Ainda nesse ano, aconteceu outra consulta popular, desta vez relativa à regionalização. Foi logo no dia a seguir à realização do referendo ao aborto, que a Assembleia da República fez chegar ao Presidente o pedido para esta consulta. O pedido era composto por duas perguntas: uma de âmbito nacional – Concorda com a instituição em concreto das regiões administrativas? – e outra de âmbito regional – Concorda com a instituição em concreto da região administrativa da sua área de recenseamento eleitoral? – no mesmo boletim. Assim, estas deram entrada em Belém a 29 de junho e o Presidente decidiu a favor deste referendo a 1 de setembro e a consulta popular realizou-se a 8 de novembro. O não a nível nacional ganhou com 63,52% e também saiu vitorioso em todas as regiões portuguesas. 48,12% dos eleitores votaram nesta eleição.
Quanto ao segundo referendo sobre o aborto, a proposta desta nova consulta chegou ao Presidente a 20 de outubro de 2006. O Presidente Cavaco Silva aprovou a realização deste referendo a 30 de novembro de 2006, com a pergunta igual à de 1998, ou seja, “Concorda com a despenalização da interrupção voluntária da gravidez, se realizada, por opção da mulher, nas primeiras 10 semanas, em estabelecimento de saúde legalmente autorizado?”. O referendo aconteceu no dia 11 de fevereiro de 2007 e o sim venceu com 59,25% dos votos e contou com a participação de 43,57% dos eleitores. Houve uma primeira tentativa de se fazer o referendo em 2005, mas o TC entendeu que essa matéria já tinha sido alvo de decisão na mesma sessão legislativa e negou assim a pretensão.
Houve pelo meio uma tentativa de referendo falhada, com a Assembleia da República a pedir ao Presidente para consultar os portugueses sobre o Tratado Europeu que visava a criação de uma Constituição comunitária. O Tribunal Constitucional votou contra a pergunta enviada pelo Parlamento – “Concorda com a Carta dos direitos fundamentais, a regra das votações por maioria qualificada e o novo quadro institucional da União Europeia, nos termos constantes da Constituição para a Europa?” -, alegando que esta não tinha sido”formulada com clareza”, ficando assim “prejudicada a verificação dos outros requisitos de constitucionalidade e de legalidade”. Devido à agitação política nacional com a queda do Governo de Santana e a rejeição de outros países em relação a este tratado, o tema nunca foi retomado. Portugal acabou por ratificar o Tratado de Lisboa em 2008 sem recurso a referendo e aquele entrou em vigor no final 2009.

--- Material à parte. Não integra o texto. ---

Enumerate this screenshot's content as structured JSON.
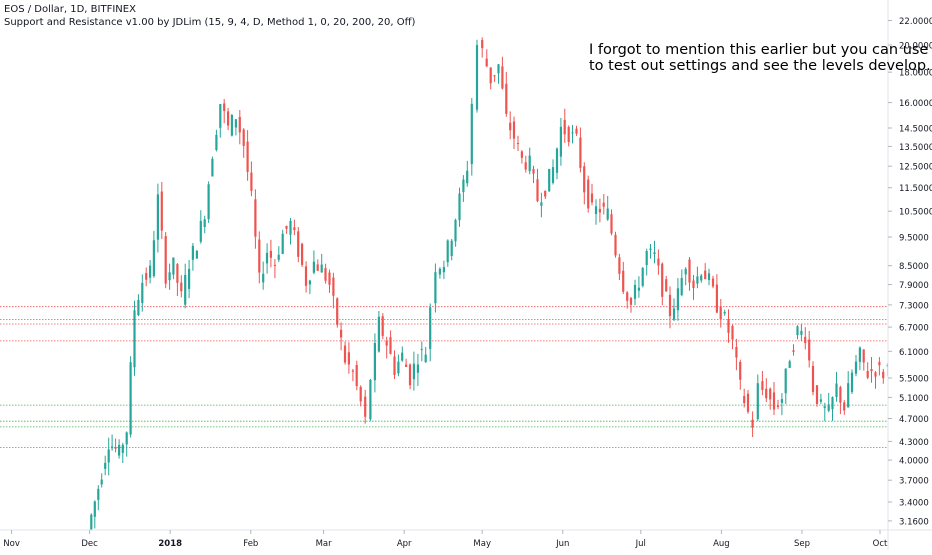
{
  "header": {
    "symbol_line": "EOS / Dollar, 1D, BITFINEX",
    "indicator_line": "Support and Resistance v1.00 by JDLim (15, 9, 4, D, Method 1, 0, 20, 200, 20, Off)"
  },
  "annotation": {
    "line1": "I forgot to mention this earlier but you can use the",
    "line2": "to test out settings and see the levels develop."
  },
  "colors": {
    "up": "#26a69a",
    "down": "#ef5350",
    "resistance": "#ef5350",
    "support": "#4caf50",
    "axis_text": "#131722",
    "axis_line": "#e0e3eb"
  },
  "chart_data": {
    "type": "candlestick",
    "y_scale": "log",
    "ylim": [
      3.05,
      23.0
    ],
    "y_ticks": [
      {
        "value": 22.0,
        "label": "22.0000"
      },
      {
        "value": 20.0,
        "label": "20.0000"
      },
      {
        "value": 18.0,
        "label": "18.0000"
      },
      {
        "value": 16.0,
        "label": "16.0000"
      },
      {
        "value": 14.5,
        "label": "14.5000"
      },
      {
        "value": 13.5,
        "label": "13.5000"
      },
      {
        "value": 12.5,
        "label": "12.5000"
      },
      {
        "value": 11.5,
        "label": "11.5000"
      },
      {
        "value": 10.5,
        "label": "10.5000"
      },
      {
        "value": 9.5,
        "label": "9.5000"
      },
      {
        "value": 8.5,
        "label": "8.5000"
      },
      {
        "value": 7.9,
        "label": "7.9000"
      },
      {
        "value": 7.3,
        "label": "7.3000"
      },
      {
        "value": 6.7,
        "label": "6.7000"
      },
      {
        "value": 6.1,
        "label": "6.1000"
      },
      {
        "value": 5.5,
        "label": "5.5000"
      },
      {
        "value": 5.1,
        "label": "5.1000"
      },
      {
        "value": 4.7,
        "label": "4.7000"
      },
      {
        "value": 4.3,
        "label": "4.3000"
      },
      {
        "value": 4.0,
        "label": "4.0000"
      },
      {
        "value": 3.7,
        "label": "3.7000"
      },
      {
        "value": 3.4,
        "label": "3.4000"
      },
      {
        "value": 3.16,
        "label": "3.1600"
      }
    ],
    "x_ticks": [
      {
        "label": "Nov",
        "bold": false
      },
      {
        "label": "Dec",
        "bold": false
      },
      {
        "label": "2018",
        "bold": true
      },
      {
        "label": "Feb",
        "bold": false
      },
      {
        "label": "Mar",
        "bold": false
      },
      {
        "label": "Apr",
        "bold": false
      },
      {
        "label": "May",
        "bold": false
      },
      {
        "label": "Jun",
        "bold": false
      },
      {
        "label": "Jul",
        "bold": false
      },
      {
        "label": "Aug",
        "bold": false
      },
      {
        "label": "Sep",
        "bold": false
      },
      {
        "label": "Oct",
        "bold": false
      }
    ],
    "resistance_levels": [
      7.25,
      6.9,
      6.78,
      6.35
    ],
    "support_levels": [
      4.95,
      4.65,
      4.55,
      4.2
    ],
    "close_series": [
      {
        "date": "2017-12-01",
        "close": 3.05
      },
      {
        "date": "2017-12-05",
        "close": 3.6
      },
      {
        "date": "2017-12-09",
        "close": 4.3
      },
      {
        "date": "2017-12-13",
        "close": 4.1
      },
      {
        "date": "2017-12-16",
        "close": 4.5
      },
      {
        "date": "2017-12-19",
        "close": 7.2
      },
      {
        "date": "2017-12-22",
        "close": 8.0
      },
      {
        "date": "2017-12-25",
        "close": 8.3
      },
      {
        "date": "2017-12-28",
        "close": 11.0
      },
      {
        "date": "2017-12-31",
        "close": 8.2
      },
      {
        "date": "2018-01-03",
        "close": 8.5
      },
      {
        "date": "2018-01-06",
        "close": 7.5
      },
      {
        "date": "2018-01-09",
        "close": 8.6
      },
      {
        "date": "2018-01-12",
        "close": 9.3
      },
      {
        "date": "2018-01-15",
        "close": 10.5
      },
      {
        "date": "2018-01-18",
        "close": 13.2
      },
      {
        "date": "2018-01-21",
        "close": 16.0
      },
      {
        "date": "2018-01-24",
        "close": 14.5
      },
      {
        "date": "2018-01-27",
        "close": 15.2
      },
      {
        "date": "2018-01-30",
        "close": 13.6
      },
      {
        "date": "2018-02-02",
        "close": 11.0
      },
      {
        "date": "2018-02-05",
        "close": 8.0
      },
      {
        "date": "2018-02-08",
        "close": 9.0
      },
      {
        "date": "2018-02-11",
        "close": 8.6
      },
      {
        "date": "2018-02-14",
        "close": 9.6
      },
      {
        "date": "2018-02-17",
        "close": 10.0
      },
      {
        "date": "2018-02-20",
        "close": 9.0
      },
      {
        "date": "2018-02-23",
        "close": 8.0
      },
      {
        "date": "2018-02-26",
        "close": 8.6
      },
      {
        "date": "2018-03-01",
        "close": 8.4
      },
      {
        "date": "2018-03-04",
        "close": 7.9
      },
      {
        "date": "2018-03-07",
        "close": 6.8
      },
      {
        "date": "2018-03-10",
        "close": 5.9
      },
      {
        "date": "2018-03-13",
        "close": 5.6
      },
      {
        "date": "2018-03-16",
        "close": 5.0
      },
      {
        "date": "2018-03-18",
        "close": 4.65
      },
      {
        "date": "2018-03-20",
        "close": 5.5
      },
      {
        "date": "2018-03-23",
        "close": 6.8
      },
      {
        "date": "2018-03-26",
        "close": 6.3
      },
      {
        "date": "2018-03-29",
        "close": 5.7
      },
      {
        "date": "2018-04-01",
        "close": 6.0
      },
      {
        "date": "2018-04-04",
        "close": 5.5
      },
      {
        "date": "2018-04-07",
        "close": 6.0
      },
      {
        "date": "2018-04-10",
        "close": 6.1
      },
      {
        "date": "2018-04-12",
        "close": 7.3
      },
      {
        "date": "2018-04-14",
        "close": 8.5
      },
      {
        "date": "2018-04-17",
        "close": 8.6
      },
      {
        "date": "2018-04-20",
        "close": 9.6
      },
      {
        "date": "2018-04-23",
        "close": 11.0
      },
      {
        "date": "2018-04-26",
        "close": 12.5
      },
      {
        "date": "2018-04-28",
        "close": 16.0
      },
      {
        "date": "2018-04-30",
        "close": 20.0
      },
      {
        "date": "2018-05-02",
        "close": 19.5
      },
      {
        "date": "2018-05-05",
        "close": 17.5
      },
      {
        "date": "2018-05-08",
        "close": 18.5
      },
      {
        "date": "2018-05-11",
        "close": 15.0
      },
      {
        "date": "2018-05-14",
        "close": 14.0
      },
      {
        "date": "2018-05-17",
        "close": 12.8
      },
      {
        "date": "2018-05-20",
        "close": 12.6
      },
      {
        "date": "2018-05-23",
        "close": 11.0
      },
      {
        "date": "2018-05-26",
        "close": 11.5
      },
      {
        "date": "2018-05-29",
        "close": 12.4
      },
      {
        "date": "2018-06-01",
        "close": 14.5
      },
      {
        "date": "2018-06-04",
        "close": 14.2
      },
      {
        "date": "2018-06-07",
        "close": 13.8
      },
      {
        "date": "2018-06-10",
        "close": 11.5
      },
      {
        "date": "2018-06-13",
        "close": 10.5
      },
      {
        "date": "2018-06-16",
        "close": 10.6
      },
      {
        "date": "2018-06-19",
        "close": 10.4
      },
      {
        "date": "2018-06-22",
        "close": 9.0
      },
      {
        "date": "2018-06-25",
        "close": 7.9
      },
      {
        "date": "2018-06-28",
        "close": 7.3
      },
      {
        "date": "2018-07-01",
        "close": 8.0
      },
      {
        "date": "2018-07-04",
        "close": 8.9
      },
      {
        "date": "2018-07-07",
        "close": 8.8
      },
      {
        "date": "2018-07-10",
        "close": 7.8
      },
      {
        "date": "2018-07-13",
        "close": 7.1
      },
      {
        "date": "2018-07-16",
        "close": 7.6
      },
      {
        "date": "2018-07-19",
        "close": 8.6
      },
      {
        "date": "2018-07-22",
        "close": 7.9
      },
      {
        "date": "2018-07-25",
        "close": 8.4
      },
      {
        "date": "2018-07-28",
        "close": 8.0
      },
      {
        "date": "2018-07-31",
        "close": 7.3
      },
      {
        "date": "2018-08-03",
        "close": 6.9
      },
      {
        "date": "2018-08-06",
        "close": 6.3
      },
      {
        "date": "2018-08-09",
        "close": 5.3
      },
      {
        "date": "2018-08-12",
        "close": 4.8
      },
      {
        "date": "2018-08-14",
        "close": 4.6
      },
      {
        "date": "2018-08-16",
        "close": 5.3
      },
      {
        "date": "2018-08-19",
        "close": 5.2
      },
      {
        "date": "2018-08-22",
        "close": 4.9
      },
      {
        "date": "2018-08-25",
        "close": 5.1
      },
      {
        "date": "2018-08-28",
        "close": 6.0
      },
      {
        "date": "2018-08-31",
        "close": 6.6
      },
      {
        "date": "2018-09-03",
        "close": 6.5
      },
      {
        "date": "2018-09-06",
        "close": 5.3
      },
      {
        "date": "2018-09-09",
        "close": 4.9
      },
      {
        "date": "2018-09-12",
        "close": 4.8
      },
      {
        "date": "2018-09-15",
        "close": 5.3
      },
      {
        "date": "2018-09-18",
        "close": 4.9
      },
      {
        "date": "2018-09-21",
        "close": 5.6
      },
      {
        "date": "2018-09-24",
        "close": 6.0
      },
      {
        "date": "2018-09-27",
        "close": 5.6
      },
      {
        "date": "2018-09-30",
        "close": 5.7
      },
      {
        "date": "2018-10-03",
        "close": 5.6
      },
      {
        "date": "2018-10-05",
        "close": 5.75
      }
    ]
  }
}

Já em 2014, a Assembleia aprovou uma pergunta sobre a coadoção gay, que acabou também chumbada pelo Tribunal Constitucional. A existência de duas perguntas, uma sobre adoção plena e outra sobre coadoção, dificulta, no entender dos juízes do palácio Ratton, a «perfeita consciencialização» por parte dos cidadãos. E podia levar «à contaminação recíproca das respostas, não garantindo uma pronúncia referendária genuína e esclarecida». Por outro lado, os juízes entenderam que o referendo limitava o universo eleitoral, ao excluir os eleitores residentes no estrangeiro. As perguntas eram «Concorda que o cônjuge ou unido de facto do mesmo sexo possa adotar o filho do seu cônjuge ou unido de facto?» e «Concorda com a adoção por casais, casados ou unidos de facto, do mesmo sexo?».